6.000 à 8.000 jeunes Tunisiens enrôlés dans les combats en Syrie, 1.200 tués et 64 dans les prisons syriennes
Les autorités tunisiennes ont annoncé officiellement l’ouverture cette semaine, mercredi 9 juillet précisément, d’un bureau administratif à Damas, après plus de deux ans de rupture des relations diplomatiques avec la Syrie. Le 4 février 2012, le président provisoire de la République, M. Moncef Marzouki, avait en effet décidé, de manière « hâtive » et à la surprise des Tunisiens, le renvoi de l’ambassadeur syrien à Tunis « en protestation contre les crimes commis par le régime d’Al-Assad contre le peuple syrien », comme il l’avait déclaré. La mission de la nouvelle antenne de liaison administrative, qui prendra le relais de la cellule de suivi à partir du Liban, se limitera, selon les déclarations officielles, à fournir des services consulaires à la communauté tunisienne en Syrie, dont le nombre est vaguement estimé à 6.000 individus. Des services on ne peut plus urgents pour permettre enfin aux Tunisiens se trouvant en Syrie de reprendre contact avec leur pays d’origine et de régulariser leur situation administrative, mais aussi, aux autorités tunisiennes de connaître de manière précise la situation des ressortissants tunisiens et de tirer au clair la question liée aux jihadistes tunisiens.
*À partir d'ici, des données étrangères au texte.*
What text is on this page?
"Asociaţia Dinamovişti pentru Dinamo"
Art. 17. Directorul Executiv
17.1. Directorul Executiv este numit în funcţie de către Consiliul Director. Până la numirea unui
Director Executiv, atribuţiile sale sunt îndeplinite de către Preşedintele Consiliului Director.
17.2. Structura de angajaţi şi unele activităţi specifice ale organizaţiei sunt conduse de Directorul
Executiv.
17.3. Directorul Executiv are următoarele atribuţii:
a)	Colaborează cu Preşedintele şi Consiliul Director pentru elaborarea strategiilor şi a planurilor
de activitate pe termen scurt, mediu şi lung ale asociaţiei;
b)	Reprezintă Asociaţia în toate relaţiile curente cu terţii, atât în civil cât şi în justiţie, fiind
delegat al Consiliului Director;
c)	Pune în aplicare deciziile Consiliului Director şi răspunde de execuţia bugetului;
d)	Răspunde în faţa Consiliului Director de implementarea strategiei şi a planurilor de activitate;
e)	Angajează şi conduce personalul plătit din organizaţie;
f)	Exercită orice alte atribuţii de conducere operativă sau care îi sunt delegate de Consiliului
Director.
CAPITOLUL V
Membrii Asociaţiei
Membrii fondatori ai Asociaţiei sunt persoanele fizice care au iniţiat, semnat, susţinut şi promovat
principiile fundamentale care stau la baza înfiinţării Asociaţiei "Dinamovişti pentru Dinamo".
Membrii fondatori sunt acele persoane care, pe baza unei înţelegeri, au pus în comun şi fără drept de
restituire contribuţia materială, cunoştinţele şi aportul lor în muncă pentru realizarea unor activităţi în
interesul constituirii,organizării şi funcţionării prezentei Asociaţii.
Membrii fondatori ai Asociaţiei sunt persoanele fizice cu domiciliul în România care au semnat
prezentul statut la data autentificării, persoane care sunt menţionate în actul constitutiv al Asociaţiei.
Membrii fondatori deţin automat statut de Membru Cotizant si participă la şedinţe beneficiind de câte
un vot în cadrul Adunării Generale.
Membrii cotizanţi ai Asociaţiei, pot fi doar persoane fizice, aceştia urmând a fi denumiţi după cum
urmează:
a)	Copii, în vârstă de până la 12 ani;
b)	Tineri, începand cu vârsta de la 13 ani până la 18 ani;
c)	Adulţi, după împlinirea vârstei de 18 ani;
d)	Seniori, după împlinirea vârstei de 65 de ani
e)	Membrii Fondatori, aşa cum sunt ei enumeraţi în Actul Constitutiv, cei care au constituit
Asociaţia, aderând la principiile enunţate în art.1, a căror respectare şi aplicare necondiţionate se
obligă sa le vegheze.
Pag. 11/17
Selon une source officielle, 6.000 à 8.000 jeunes ont été enrôlés, depuis le début des événements, par des réseaux terroristes tunisiens, via des associations (157 environ) et par Internet, et acheminés en Syrie pour le jihad. 1.200 d’entre eux ont été tués et 64 sont emprisonnés actuellement, selon des chiffres déclarés par la partie syrienne. Des chiffres à vérifier par la nouvelle antenne administrative car la menace est réelle vu le contexte inquiétant qui nécessite des mesures sérieuses et urgentes. Inquiétant en raison du retour probable de certains jihadistes en Tunisie, sachant que d’autres se sont déplacés de Syrie vers la Libye où l’on dénombre 18 camps d’entraînement, selon une source informée.
Activer l’adoption de la loi antiterroriste
Le nouveau bureau administratif à Damas, malgré sa mission relativement limitée, aura certainement du pain sur la planche pour élaborer un diagnostic réel de la situation de la communauté tunisienne et surtout pour faire toute la lumière sur les milliers de jeunes Tunisiens pris dans les filets des organisations terroristes — qui sévissent et s’entretuent en Syrie — et dont un nombre voudrait peut-être revenir en Tunisie. En prévision du retour probable de ces jihadistes, l’ouverture de ce bureau devrait contribuer à activer l’adoption de la loi antiterroriste par les membres de l’ANC afin de préparer l’outil juridique adéquat pour traiter les affaires de terrorisme selon les normes qui garantissent les droits de chacun. Des experts appellent à ce que cette loi touche également les sites électroniques terroristes qui recrutent les futurs jihadistes sur le Net. La plupart des pays, y compris occidentaux, touchés par le recrutement de leurs jeunes ressortissants, ont pris des mesures pour prendre en charge leur probable retour. En Tunisie, le silence plane sur le sujet qui n’est évoqué par aucune partie. Pire, au niveau de l’ANC, des élus s’évertuent même à retarder l’adoption de la loi antiterroriste sous prétexte de chercher à garantir le respect des droits de l’homme.
Qu’on le veuille ou pas, le terrorisme s’est installé dans nos murs. Les martyrs continuent de tomber parmi les soldats et les forces de sécurité. Les opérations sécuritaires et les arrestations de dangereux terroristes sont presque quotidiennes. Tout le monde sait comment ce terrorisme s’est installé et qui l’a aidé. Et aujourd’hui, une chose est sûre : « Le terrorisme va durer », assure une source sécuritaire. C’est un phénomène dangereux qui nécessite beaucoup de moyens (logistiques et humains) et de patience, mais « il faut faire en sorte qu’il ne devienne pas une menace », indique la même source. Comment ? « Il faut rétrécir son terrain d’action ». Ceci ne sera possible que si le terrorisme sera traqué sur tous les fronts (sécuritaire, judiciaire, diplomatique, politique, culturel et éducatif) avec toutes sortes d’armes et pas seulement les armes à feu. Beaucoup de temps a été déjà perdu à cause des tiraillements et des calculs politiques. Il est temps que l’on passe aux choses sérieuses surtout que les prochaines échéances électorales sont à nos portes et qu’une bonne partie des Tunisiens, dégoûtée par la politique et les querelles partisanes, rechigne à faire le pas vers les bureaux de l’Isie pour s’y inscrire.